Kim partnered with Steele Wines in Lake County, California, on a wine that can stack up to his spicy, rich tapas and dishes cooked in a wood-burning oven. “We wanted something that was a good pizza wine, as well,” says Kim. A blend of 10 grapes, including Zinfandel and Syrah, the “matchbox blend” rolled out last summer and sells for $8 a glass or $29 a bottle.

Over Kim’s decade-long relationship with Steele Wines’ owner Jed Steele, sales of the winery’s Pinot Noir at matchbox restaurants were impressive, so Steele didn’t hesitate to comply with Kim’s request to produce a proprietary wine, even sending four bottles to sample. Kim immediately committed to 225 cases.

Other restaurants have had private-label wines for years, such as Chicago’s Bin 36, which began partnering with Hahn Winery in Soledad, California, in 2006—producing an average of seven wines each year. Outside of Bin 36’s restaurant and store, the wines are distributed in 37 states.

Hyatt Hotels & Resorts tapped into the trend in 2007, and now produces five varietals under the Canvas label with Folio Fine Wine Partners (owned by the Michael Mondavi family). They are poured at restaurants and bars inside all 125 Hyatt Hotels in the U.S.

Exclusive wines can beef up a wine list by offering something nobody else has. “When I talk about the wine and give people the story behind it, they say, ‘I need to buy it,’ and I say, ‘You can’t,’” says Peter Vauthy, executive chef of Red, The Steakhouse in Miami Beach, Florida, about his proprietary-blend wine.

“A restaurant at our level needed something else,” explains Vauthy, noting that as a purveyor of top ingredients, including Miyazaki Kobe beef from Japan, and pricey, boutique wines, the stakes were high.

When Freddy Constant, owner of Diamond Mountain Vineyard in Calistoga, California, dropped by the restaurant to taste his just-released 2007 Cabernet Sauvignon, he mentioned leftover juice from the harvest. Vauthy floated the idea of a proprietary-blend wine, agreeing to a minimum of 25 cases. The wines—2008 and 2009 Red Reserve Diamond Mountain Vineyard, $199 a bottle—he says, “make the steak explode.” That the wine stems from Napa Valley’s Diamond Mountain district, and is made by Paul Hobbs, attracts serious wine drinkers.
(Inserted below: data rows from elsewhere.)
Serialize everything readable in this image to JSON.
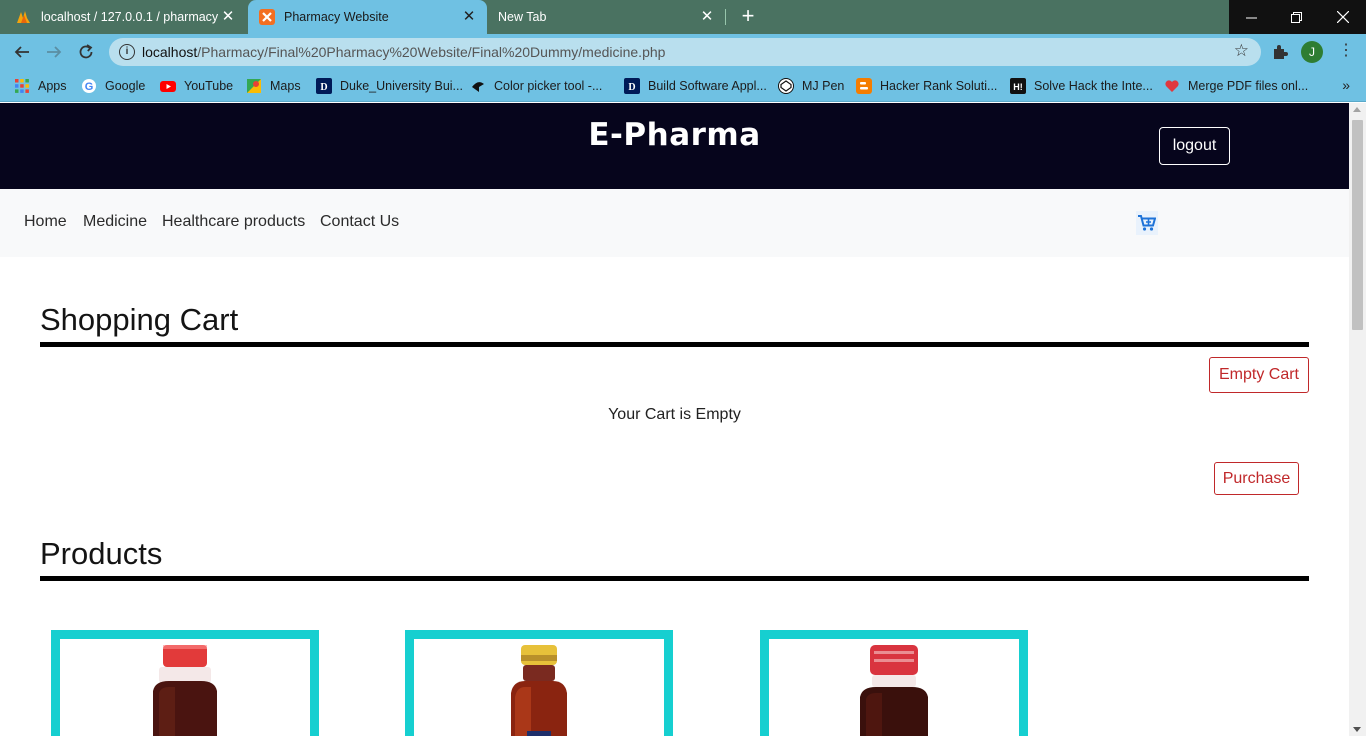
{
  "browser": {
    "tabs": [
      {
        "title": "localhost / 127.0.0.1 / pharmacy /",
        "state": "inactive"
      },
      {
        "title": "Pharmacy Website",
        "state": "active"
      },
      {
        "title": "New Tab",
        "state": "inactive"
      }
    ],
    "new_tab": "+",
    "address": {
      "host": "localhost",
      "path": "/Pharmacy/Final%20Pharmacy%20Website/Final%20Dummy/medicine.php"
    },
    "profile_initial": "J",
    "bookmarks": [
      {
        "label": "Apps",
        "icon": "apps-grid-icon",
        "color": "#e94235"
      },
      {
        "label": "Google",
        "icon": "google-icon",
        "color": "#4285f4"
      },
      {
        "label": "YouTube",
        "icon": "youtube-icon",
        "color": "#ff0000"
      },
      {
        "label": "Maps",
        "icon": "maps-icon",
        "color": "#34a853"
      },
      {
        "label": "Duke_University Bui...",
        "icon": "duke-icon",
        "color": "#001a57"
      },
      {
        "label": "Color picker tool -...",
        "icon": "color-picker-icon",
        "color": "#111111"
      },
      {
        "label": "Build Software Appl...",
        "icon": "duke-icon",
        "color": "#001a57"
      },
      {
        "label": "MJ Pen",
        "icon": "codepen-icon",
        "color": "#111111"
      },
      {
        "label": "Hacker Rank Soluti...",
        "icon": "blogger-icon",
        "color": "#f57d00"
      },
      {
        "label": "Solve Hack the Inte...",
        "icon": "hackerrank-icon",
        "color": "#111111"
      },
      {
        "label": "Merge PDF files onl...",
        "icon": "heart-icon",
        "color": "#e0383e"
      }
    ],
    "bookmarks_more": "»"
  },
  "site": {
    "brand": "E-Pharma",
    "logout_label": "logout",
    "nav": [
      "Home",
      "Medicine",
      "Healthcare products",
      "Contact Us"
    ],
    "cart_icon": "cart-plus-icon",
    "accent_color": "#16cfd0",
    "danger_color": "#c0282a"
  },
  "cart": {
    "title": "Shopping Cart",
    "empty_button": "Empty Cart",
    "empty_message": "Your Cart is Empty",
    "purchase_button": "Purchase"
  },
  "products": {
    "title": "Products",
    "items": [
      {
        "cap_color": "#e23a3a",
        "bottle": "medicine-bottle-1"
      },
      {
        "cap_color": "#e7c13a",
        "bottle": "medicine-bottle-2"
      },
      {
        "cap_color": "#d9343f",
        "bottle": "medicine-bottle-3"
      }
    ]
  }
}
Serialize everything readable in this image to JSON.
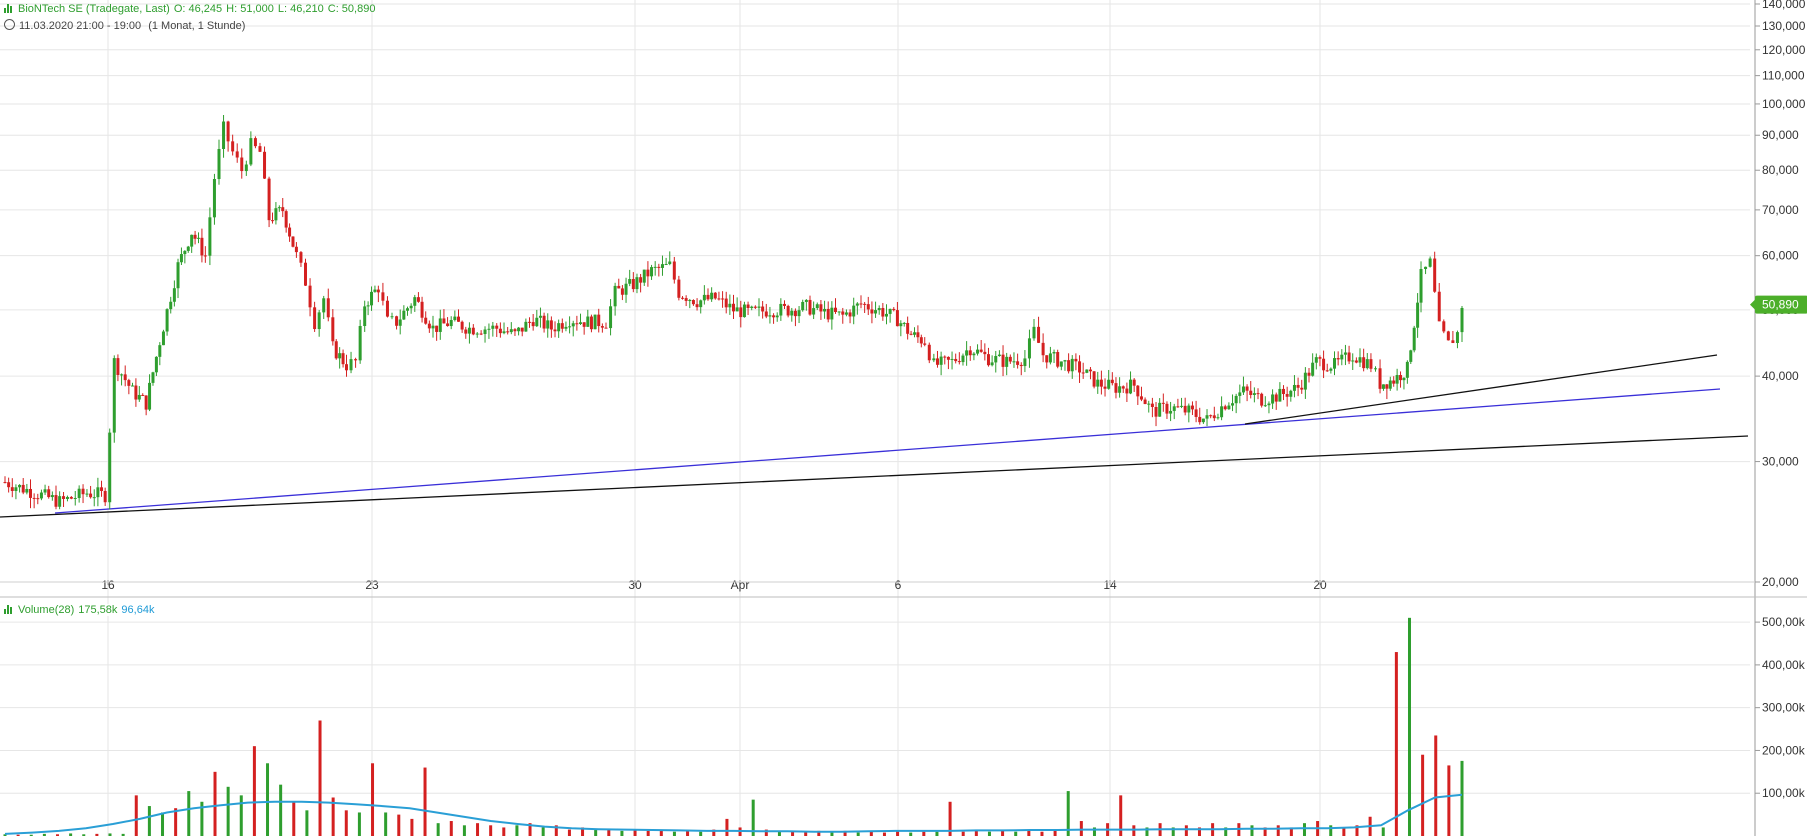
{
  "header": {
    "title": "BioNTech SE (Tradegate, Last)",
    "open": "O: 46,245",
    "high": "H: 51,000",
    "low": "L: 46,210",
    "close": "C: 50,890",
    "range": "11.03.2020 21:00 - 19:00",
    "interval": "(1 Monat, 1 Stunde)",
    "clock_icon": "clock-icon"
  },
  "volume_header": {
    "label": "Volume(28)",
    "volume_value": "175,58k",
    "ma_value": "96,64k",
    "icon": "volume-bars-icon"
  },
  "last_price": "50,890",
  "colors": {
    "up": "#2e9e2e",
    "down": "#d42020",
    "volume_ma": "#2a9fd6",
    "trend_blue": "#3a2fd8",
    "trend_black": "#111111",
    "price_tag": "#4caf2a",
    "grid": "#e6e6e6"
  },
  "chart_data": [
    {
      "type": "candlestick",
      "title": "BioNTech SE (Tradegate, Last)",
      "y_scale": "log",
      "ylim": [
        20,
        140
      ],
      "y_ticks": [
        20,
        30,
        40,
        50,
        60,
        70,
        80,
        90,
        100,
        110,
        120,
        130,
        140
      ],
      "y_tick_labels": [
        "20,000",
        "30,000",
        "40,000",
        "50,000",
        "60,000",
        "70,000",
        "80,000",
        "90,000",
        "100,000",
        "110,000",
        "120,000",
        "130,000",
        "140,000"
      ],
      "x_tick_labels": [
        "16",
        "23",
        "30",
        "Apr",
        "6",
        "14",
        "20"
      ],
      "series": [
        {
          "name": "BioNTech SE",
          "points": [
            {
              "t": 0,
              "v": 28.0
            },
            {
              "t": 4,
              "v": 26.8
            },
            {
              "t": 6,
              "v": 26.2
            },
            {
              "t": 9,
              "v": 27.0
            },
            {
              "t": 11,
              "v": 26.8
            },
            {
              "t": 12,
              "v": 42.0
            },
            {
              "t": 14,
              "v": 38.0
            },
            {
              "t": 15.5,
              "v": 36.5
            },
            {
              "t": 17,
              "v": 45.0
            },
            {
              "t": 19,
              "v": 58.0
            },
            {
              "t": 20.5,
              "v": 65.0
            },
            {
              "t": 22,
              "v": 60.0
            },
            {
              "t": 23,
              "v": 78.0
            },
            {
              "t": 24,
              "v": 92.0
            },
            {
              "t": 25,
              "v": 85.0
            },
            {
              "t": 26,
              "v": 80.0
            },
            {
              "t": 27,
              "v": 87.0
            },
            {
              "t": 28,
              "v": 85.0
            },
            {
              "t": 29,
              "v": 68.0
            },
            {
              "t": 30.5,
              "v": 70.0
            },
            {
              "t": 32,
              "v": 60.0
            },
            {
              "t": 33,
              "v": 55.0
            },
            {
              "t": 34,
              "v": 48.0
            },
            {
              "t": 35,
              "v": 52.0
            },
            {
              "t": 36,
              "v": 44.0
            },
            {
              "t": 37.5,
              "v": 41.5
            },
            {
              "t": 38.5,
              "v": 42.0
            },
            {
              "t": 39.5,
              "v": 51.0
            },
            {
              "t": 41,
              "v": 54.0
            },
            {
              "t": 42,
              "v": 48.0
            },
            {
              "t": 43,
              "v": 48.0
            },
            {
              "t": 45,
              "v": 52.0
            },
            {
              "t": 47,
              "v": 47.0
            },
            {
              "t": 49,
              "v": 48.0
            },
            {
              "t": 51,
              "v": 47.0
            },
            {
              "t": 54,
              "v": 47.0
            },
            {
              "t": 56,
              "v": 46.0
            },
            {
              "t": 58,
              "v": 48.5
            },
            {
              "t": 60,
              "v": 47.0
            },
            {
              "t": 62,
              "v": 48.5
            },
            {
              "t": 64,
              "v": 48.0
            },
            {
              "t": 66,
              "v": 48.0
            },
            {
              "t": 67,
              "v": 53.0
            },
            {
              "t": 69,
              "v": 54.5
            },
            {
              "t": 71,
              "v": 57.0
            },
            {
              "t": 73,
              "v": 58.0
            },
            {
              "t": 74,
              "v": 53.0
            },
            {
              "t": 76,
              "v": 51.5
            },
            {
              "t": 78,
              "v": 52.0
            },
            {
              "t": 80,
              "v": 50.0
            },
            {
              "t": 82,
              "v": 49.5
            },
            {
              "t": 84,
              "v": 50.0
            },
            {
              "t": 86,
              "v": 50.0
            },
            {
              "t": 88,
              "v": 50.5
            },
            {
              "t": 90,
              "v": 49.5
            },
            {
              "t": 92,
              "v": 49.0
            },
            {
              "t": 94,
              "v": 51.0
            },
            {
              "t": 96,
              "v": 50.0
            },
            {
              "t": 98,
              "v": 48.5
            },
            {
              "t": 99.5,
              "v": 46.0
            },
            {
              "t": 101,
              "v": 45.0
            },
            {
              "t": 102,
              "v": 41.5
            },
            {
              "t": 104,
              "v": 42.0
            },
            {
              "t": 106,
              "v": 44.0
            },
            {
              "t": 108,
              "v": 42.5
            },
            {
              "t": 110,
              "v": 42.0
            },
            {
              "t": 112,
              "v": 42.5
            },
            {
              "t": 113,
              "v": 46.5
            },
            {
              "t": 114,
              "v": 43.0
            },
            {
              "t": 116,
              "v": 42.0
            },
            {
              "t": 118,
              "v": 41.0
            },
            {
              "t": 120,
              "v": 39.0
            },
            {
              "t": 122,
              "v": 38.5
            },
            {
              "t": 124,
              "v": 38.8
            },
            {
              "t": 126,
              "v": 35.5
            },
            {
              "t": 128,
              "v": 36.0
            },
            {
              "t": 130,
              "v": 35.5
            },
            {
              "t": 132,
              "v": 34.5
            },
            {
              "t": 134,
              "v": 36.5
            },
            {
              "t": 136,
              "v": 38.0
            },
            {
              "t": 138,
              "v": 37.0
            },
            {
              "t": 140,
              "v": 37.5
            },
            {
              "t": 142,
              "v": 38.5
            },
            {
              "t": 144,
              "v": 42.0
            },
            {
              "t": 146,
              "v": 41.5
            },
            {
              "t": 148,
              "v": 43.0
            },
            {
              "t": 150,
              "v": 41.5
            },
            {
              "t": 151,
              "v": 39.0
            },
            {
              "t": 152.5,
              "v": 39.5
            },
            {
              "t": 154,
              "v": 41.0
            },
            {
              "t": 155.5,
              "v": 56.0
            },
            {
              "t": 156.5,
              "v": 58.5
            },
            {
              "t": 157.5,
              "v": 47.0
            },
            {
              "t": 158.5,
              "v": 44.5
            },
            {
              "t": 159.5,
              "v": 46.2
            },
            {
              "t": 160,
              "v": 50.9
            }
          ]
        }
      ],
      "last_value": 50.89
    },
    {
      "type": "bar",
      "title": "Volume(28)",
      "ylim": [
        0,
        540000
      ],
      "y_ticks": [
        100000,
        200000,
        300000,
        400000,
        500000
      ],
      "y_tick_labels": [
        "100,00k",
        "200,00k",
        "300,00k",
        "400,00k",
        "500,00k"
      ],
      "series": [
        {
          "name": "Volume",
          "values": [
            4000,
            3000,
            3000,
            5000,
            4000,
            6000,
            4000,
            5000,
            6000,
            5000,
            95000,
            70000,
            55000,
            65000,
            105000,
            80000,
            150000,
            115000,
            95000,
            210000,
            170000,
            120000,
            80000,
            60000,
            270000,
            90000,
            60000,
            55000,
            170000,
            55000,
            50000,
            40000,
            160000,
            30000,
            35000,
            25000,
            30000,
            25000,
            20000,
            25000,
            30000,
            20000,
            25000,
            15000,
            20000,
            15000,
            15000,
            12000,
            15000,
            12000,
            12000,
            10000,
            12000,
            10000,
            15000,
            40000,
            20000,
            85000,
            15000,
            10000,
            12000,
            10000,
            12000,
            10000,
            12000,
            8000,
            10000,
            8000,
            12000,
            8000,
            10000,
            10000,
            80000,
            10000,
            12000,
            10000,
            12000,
            10000,
            15000,
            10000,
            12000,
            105000,
            35000,
            20000,
            30000,
            95000,
            25000,
            20000,
            30000,
            20000,
            25000,
            20000,
            30000,
            20000,
            30000,
            25000,
            20000,
            25000,
            20000,
            30000,
            35000,
            25000,
            20000,
            25000,
            45000,
            20000,
            430000,
            510000,
            190000,
            235000,
            165000,
            175580
          ]
        },
        {
          "name": "Volume MA(28)",
          "values": [
            5000,
            8000,
            12000,
            18000,
            28000,
            40000,
            55000,
            65000,
            72000,
            78000,
            80000,
            80000,
            78000,
            74000,
            70000,
            65000,
            55000,
            45000,
            35000,
            28000,
            22000,
            18000,
            16000,
            15000,
            14000,
            13000,
            12000,
            12000,
            11000,
            11000,
            10000,
            10000,
            11000,
            12000,
            12000,
            12000,
            13000,
            13000,
            14000,
            14000,
            15000,
            15000,
            15000,
            16000,
            16000,
            16000,
            17000,
            17000,
            18000,
            18000,
            20000,
            25000,
            60000,
            90000,
            96640
          ]
        }
      ]
    }
  ]
}
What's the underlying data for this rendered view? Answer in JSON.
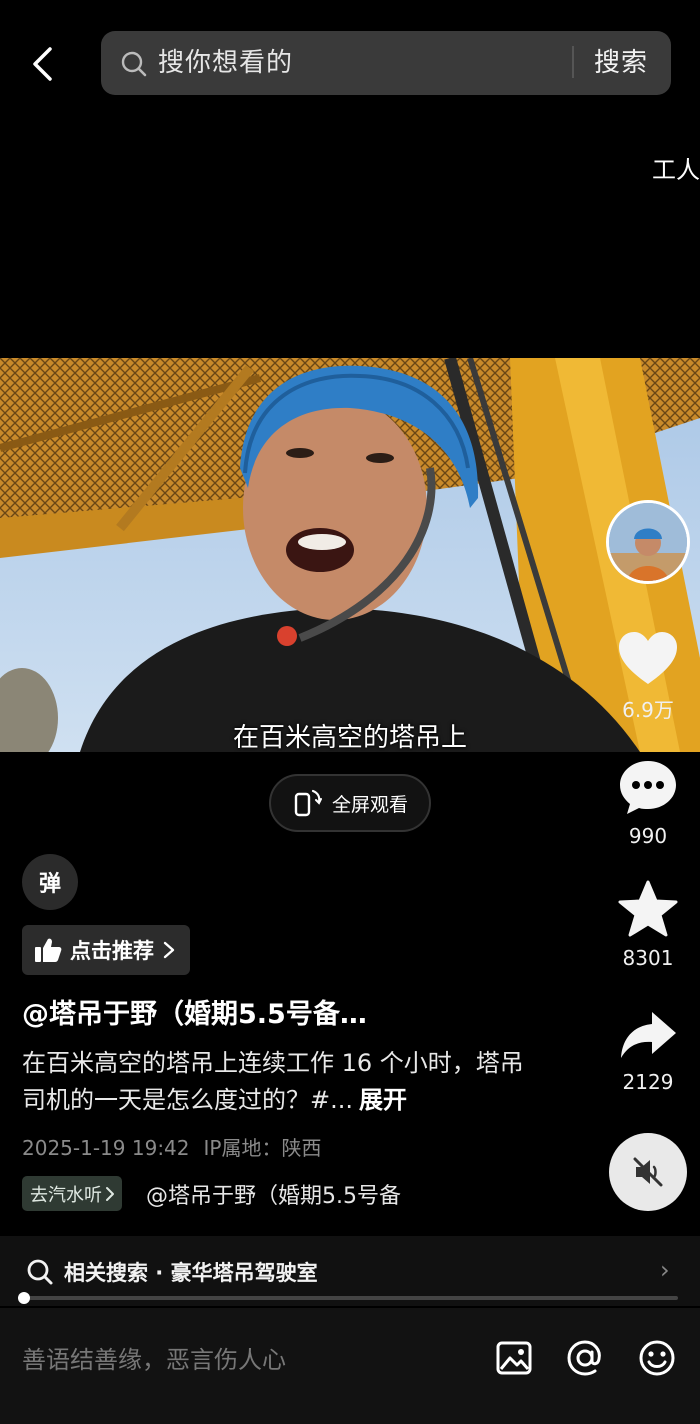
{
  "header": {
    "search_placeholder": "搜你想看的",
    "search_button": "搜索",
    "side_tab_label": "工人"
  },
  "video": {
    "caption": "在百米高空的塔吊上",
    "fullscreen_label": "全屏观看"
  },
  "actions": {
    "likes": "6.9万",
    "comments": "990",
    "favorites": "8301",
    "shares": "2129"
  },
  "post": {
    "danmaku_label": "弹",
    "recommend_label": "点击推荐",
    "author": "@塔吊于野（婚期5.5号备…",
    "description": "在百米高空的塔吊上连续工作 16 个小时，塔吊司机的一天是怎么度过的？#...",
    "expand_label": "展开",
    "date": "2025-1-19 19:42",
    "ip_location": "IP属地：陕西",
    "music_chip": "去汽水听",
    "music_text": "@塔吊于野（婚期5.5号备"
  },
  "related_search": {
    "text": "相关搜索 · 豪华塔吊驾驶室"
  },
  "playback": {
    "progress_fraction": 0.002
  },
  "comment_bar": {
    "placeholder": "善语结善缘，恶言伤人心"
  },
  "icons": {
    "back": "back-arrow-icon",
    "search": "search-icon",
    "like": "heart-icon",
    "comment": "comment-bubble-icon",
    "favorite": "star-icon",
    "share": "share-arrow-icon",
    "mute": "muted-speaker-icon",
    "fullscreen": "rotate-phone-icon",
    "recommend": "thumbs-up-icon",
    "image": "image-icon",
    "at": "at-icon",
    "emoji": "emoji-icon"
  },
  "colors": {
    "background": "#000000",
    "search_bar": "#3a3a3a",
    "meta_text": "#8a8a8a",
    "music_chip": "#2f3a33"
  }
}
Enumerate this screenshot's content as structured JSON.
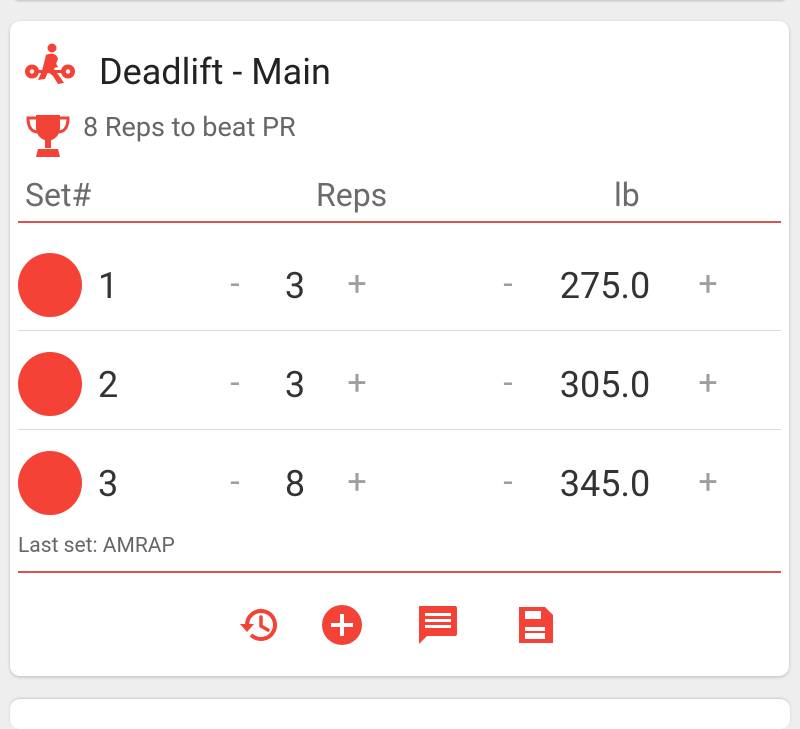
{
  "exercise": {
    "title": "Deadlift - Main",
    "icon": "deadlift-icon",
    "pr_text": "8 Reps to beat PR",
    "pr_icon": "trophy-icon"
  },
  "table": {
    "headers": {
      "set": "Set#",
      "reps": "Reps",
      "unit": "lb"
    },
    "minus": "-",
    "plus": "+",
    "rows": [
      {
        "set": "1",
        "reps": "3",
        "weight": "275.0"
      },
      {
        "set": "2",
        "reps": "3",
        "weight": "305.0"
      },
      {
        "set": "3",
        "reps": "8",
        "weight": "345.0"
      }
    ]
  },
  "footer_note": "Last set: AMRAP",
  "actions": [
    {
      "icon": "history-icon"
    },
    {
      "icon": "add-circle-icon"
    },
    {
      "icon": "comment-icon"
    },
    {
      "icon": "save-icon"
    }
  ],
  "colors": {
    "accent": "#f44336",
    "rule": "#d9534f"
  }
}
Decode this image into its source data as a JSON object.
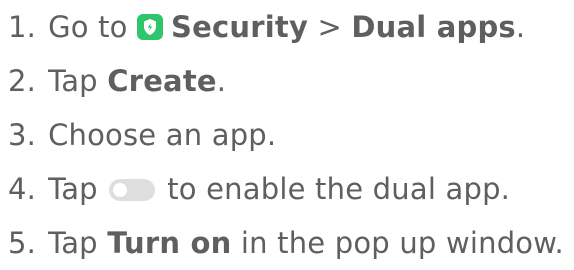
{
  "steps": [
    {
      "num": "1.",
      "pre": "Go to",
      "bold1": "Security",
      "mid": ">",
      "bold2": "Dual apps",
      "post": "."
    },
    {
      "num": "2.",
      "pre": "Tap",
      "bold": "Create",
      "post": "."
    },
    {
      "num": "3.",
      "text": "Choose an app."
    },
    {
      "num": "4.",
      "pre": "Tap",
      "post": "to enable the dual app."
    },
    {
      "num": "5.",
      "pre": "Tap",
      "bold": "Turn on",
      "post": "in the pop up window."
    }
  ],
  "icons": {
    "security_app": "shield-icon",
    "toggle": "toggle-switch-icon"
  },
  "colors": {
    "text": "#5f5f5f",
    "security_icon_bg": "#2ec56c",
    "toggle_track": "#dedede"
  }
}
Peter Ackerman, vice president of operations of Salvatore’s Restaurants, which has five locations in the Boston area, traveled to wineries in Sicily in search of a partner. “How do we start a partnership so that we both win?” he asked both himself and wineries. In the end, he chose a small, family-owned winery. Two wines, which feature Frappato and Catarratto grapes grown on the side of Sicily’s Mount Etna, launched in September, selling for $9.50 a glass or $32 a bottle.